Whenever it rains, all windows have leaks in these prisons based on the Michael Unit prototype. If you let yourself or your bedding get too close to the cell’s window or back wall when it rains, you and your bedding will get soaking wet.
My current cell is more fun than most. If the wind is blowing just right while it’s raining, the water actually seeps into the cracks in the wall and comes through my ceiling (my upstairs neighbors’ floor), and drips on the top bunk. It did that last night. That’s why my cellies all have to sleep on the floor. I should be safe on the bottom bunk, but it even leaks down the side of the top bunk and runs under to drip on my feet. Unfortunately, there’s no room for two on the floor unless we are willing to get close and cuddle. I had a big chip bag taped at an angle between the ceiling and wall to catch the drips and redirect them to drip down the wall to the floor, but that was ripped down Friday during our Major Shakedown. I don’t have tape to fix it until it ends.

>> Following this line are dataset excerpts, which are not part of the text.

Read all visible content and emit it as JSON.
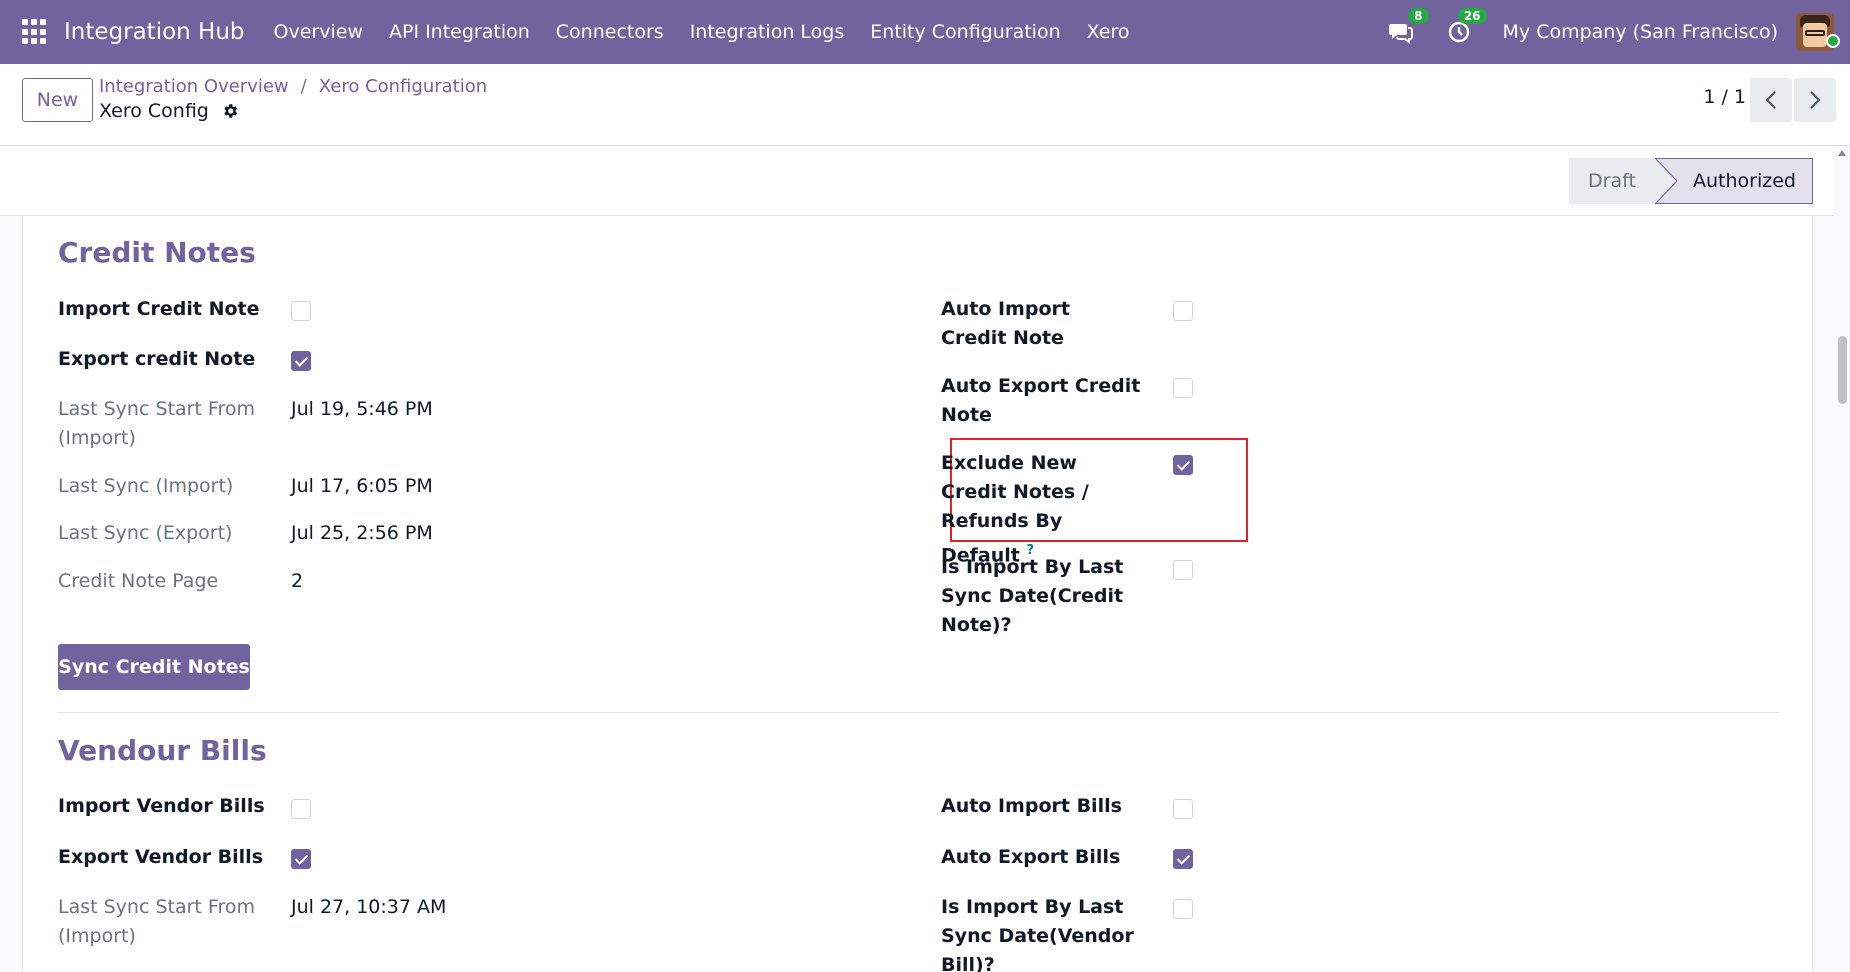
{
  "navbar": {
    "brand": "Integration Hub",
    "menu": [
      "Overview",
      "API Integration",
      "Connectors",
      "Integration Logs",
      "Entity Configuration",
      "Xero"
    ],
    "messages_count": "8",
    "activities_count": "26",
    "company": "My Company (San Francisco)"
  },
  "control_panel": {
    "new_label": "New",
    "breadcrumb": [
      "Integration Overview",
      "Xero Configuration"
    ],
    "breadcrumb_sep": "/",
    "record_title": "Xero Config",
    "pager": "1 / 1"
  },
  "statusbar": {
    "stages": [
      "Draft",
      "Authorized"
    ],
    "active_stage": "Authorized"
  },
  "credit_notes": {
    "title": "Credit Notes",
    "left": [
      {
        "label": "Import Credit Note",
        "type": "checkbox",
        "checked": false
      },
      {
        "label": "Export credit Note",
        "type": "checkbox",
        "checked": true
      },
      {
        "label": "Last Sync Start From (Import)",
        "type": "value",
        "value": "Jul 19, 5:46 PM"
      },
      {
        "label": "Last Sync (Import)",
        "type": "value",
        "value": "Jul 17, 6:05 PM"
      },
      {
        "label": "Last Sync (Export)",
        "type": "value",
        "value": "Jul 25, 2:56 PM"
      },
      {
        "label": "Credit Note Page",
        "type": "value",
        "value": "2"
      }
    ],
    "right": [
      {
        "label": "Auto Import Credit Note",
        "checked": false
      },
      {
        "label": "Auto Export Credit Note",
        "checked": false
      },
      {
        "label": "Exclude New Credit Notes / Refunds By Default",
        "checked": true,
        "help": "?"
      },
      {
        "label": "Is Import By Last Sync Date(Credit Note)?",
        "checked": false
      }
    ],
    "sync_button": "Sync Credit Notes"
  },
  "vendor_bills": {
    "title": "Vendour Bills",
    "left": [
      {
        "label": "Import Vendor Bills",
        "type": "checkbox",
        "checked": false
      },
      {
        "label": "Export Vendor Bills",
        "type": "checkbox",
        "checked": true
      },
      {
        "label": "Last Sync Start From (Import)",
        "type": "value",
        "value": "Jul 27, 10:37 AM"
      }
    ],
    "right": [
      {
        "label": "Auto Import Bills",
        "checked": false
      },
      {
        "label": "Auto Export Bills",
        "checked": true
      },
      {
        "label": "Is Import By Last Sync Date(Vendor Bill)?",
        "checked": false
      }
    ]
  },
  "colors": {
    "primary": "#71639e",
    "highlight": "#e02424",
    "badge": "#28a745"
  }
}
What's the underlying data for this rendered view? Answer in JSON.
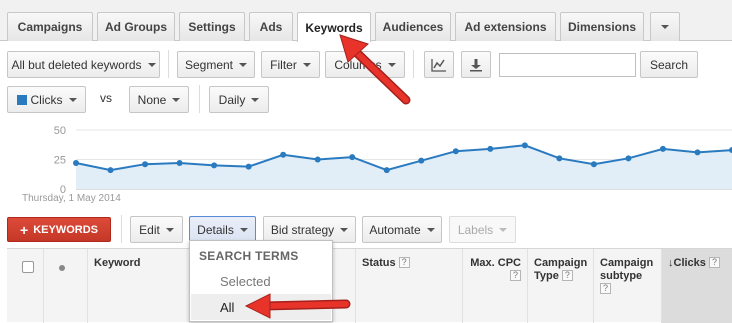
{
  "tabs": [
    {
      "label": "Campaigns",
      "active": false
    },
    {
      "label": "Ad Groups",
      "active": false
    },
    {
      "label": "Settings",
      "active": false
    },
    {
      "label": "Ads",
      "active": false
    },
    {
      "label": "Keywords",
      "active": true
    },
    {
      "label": "Audiences",
      "active": false
    },
    {
      "label": "Ad extensions",
      "active": false
    },
    {
      "label": "Dimensions",
      "active": false
    }
  ],
  "toolbar": {
    "filter_view_label": "All but deleted keywords",
    "segment_label": "Segment",
    "filter_label": "Filter",
    "columns_label": "Columns",
    "chart_icon": "line-chart-icon",
    "download_icon": "download-icon",
    "search_value": "",
    "search_button_label": "Search"
  },
  "chart_controls": {
    "metric1_label": "Clicks",
    "metric1_color": "#2a7ac0",
    "vs_label": "vs",
    "metric2_label": "None",
    "period_label": "Daily"
  },
  "chart_data": {
    "type": "area",
    "y_ticks": [
      "50",
      "25",
      "0"
    ],
    "ylim": [
      0,
      50
    ],
    "date_label": "Thursday, 1 May 2014",
    "series": [
      {
        "values": [
          22,
          16,
          21,
          22,
          20,
          19,
          29,
          25,
          27,
          16,
          24,
          32,
          34,
          37,
          26,
          21,
          26,
          34,
          31,
          33
        ]
      }
    ],
    "color": "#2a7ac0",
    "fill": "#e1edf7",
    "grid": true
  },
  "actions": {
    "add_label": "KEYWORDS",
    "edit_label": "Edit",
    "details_label": "Details",
    "bid_strategy_label": "Bid strategy",
    "automate_label": "Automate",
    "labels_label": "Labels"
  },
  "table": {
    "columns": {
      "keyword": "Keyword",
      "status": "Status",
      "max_cpc": "Max. CPC",
      "campaign_type": "Campaign Type",
      "campaign_subtype": "Campaign subtype",
      "clicks": "Clicks"
    },
    "help_glyph": "?",
    "sort_icon": "sort-down-arrow-icon"
  },
  "details_menu": {
    "heading": "SEARCH TERMS",
    "items": [
      {
        "label": "Selected",
        "selected": false
      },
      {
        "label": "All",
        "selected": true
      }
    ]
  },
  "annotations": {
    "arrow_color": "#e8332a"
  }
}
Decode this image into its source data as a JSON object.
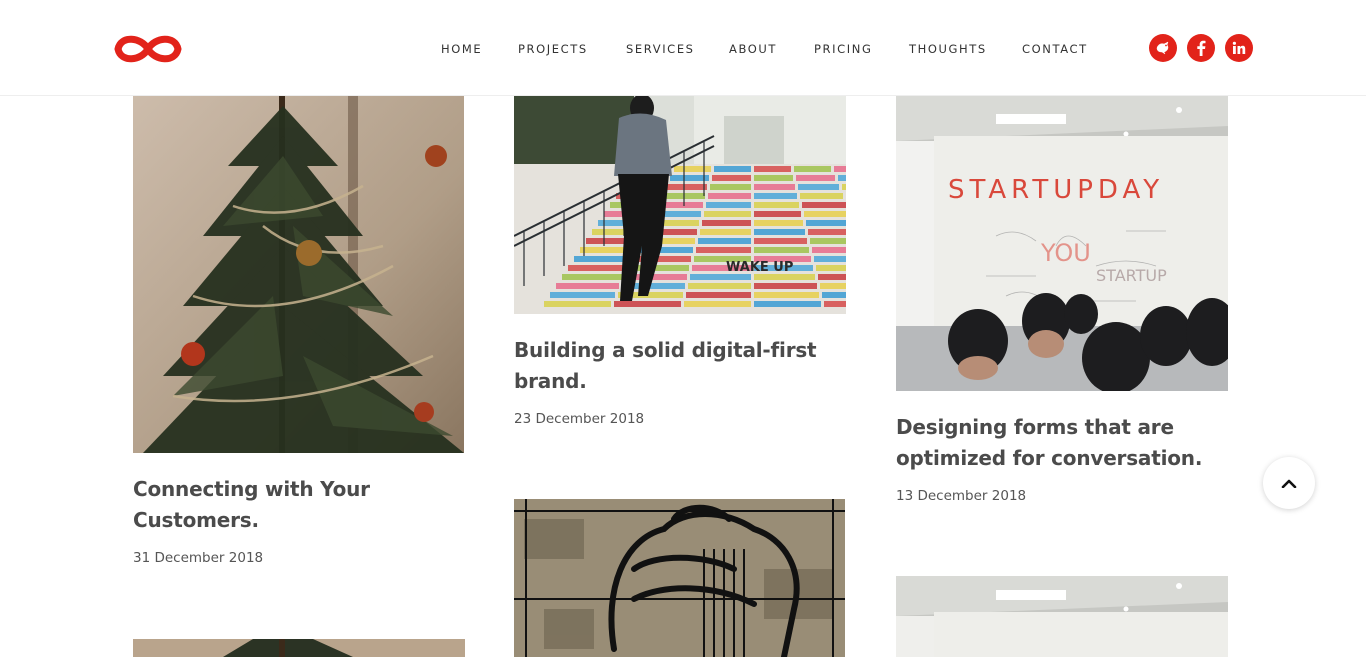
{
  "header": {
    "logo_name": "infinity-logo",
    "accent_color": "#e2231a",
    "nav": [
      "HOME",
      "PROJECTS",
      "SERVICES",
      "ABOUT",
      "PRICING",
      "THOUGHTS",
      "CONTACT"
    ],
    "social": [
      "bird-icon",
      "facebook-icon",
      "linkedin-icon"
    ]
  },
  "posts": [
    {
      "title": "Connecting with Your Customers.",
      "date": "31 December 2018",
      "image": "christmas-tree"
    },
    {
      "title": "Building a solid digital-first brand.",
      "date": "23 December 2018",
      "image": "colorful-stairs"
    },
    {
      "title": "Designing forms that are optimized for conversation.",
      "date": "13 December 2018",
      "image": "startup-day-whiteboard"
    }
  ],
  "whiteboard_text": "STARTUPDAY",
  "stairs_graffiti": "WAKE UP",
  "back_to_top_icon": "chevron-up-icon"
}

Last night the low temperature was 27 degrees. My cell is quite damp due to the rain the day before. A window that won’t stop water damn sure won’t stop the North Wind when it blows. I had to sleep in my clothes to keep from freezing.
You might think these problems were due to this prison having been built more than 30 years ago. They are not. My first unit of assignment was the McConnell Unit in Beeville, Texas. It’s built on the same flawed Michael Unit prototype I’m in now. I got there in March of 1993, five months after it opened. The first morning I got out of bed after a storm, I stepped in a puddle and thought a puppy had pissed on the floor. Then I remembered I was in prison, and there would never be puppies again.
McConnell, like many prisons in Texas, was built on a land filled swamp. When it rains, the water levels rise, and water seeps between the walls and the foundation. Leaky windows and walls are common. They were bad from day one and have only gotten worse with time. It’s a bad design prototype coupled with substandard materials that cause these prisons to deteriorate so quickly.
Prisoners are sentenced to be incarcerated, but that does not mean they should be housed in conditions we wouldn’t keep our animals in. No one should live in conditions this bad. I’m sure an apartment building would have been condemned from day one for these conditions, so why are prisons allowed to get away with it?
Daniel Harris is serving 35 years in Texas for Attempted Capital Murder.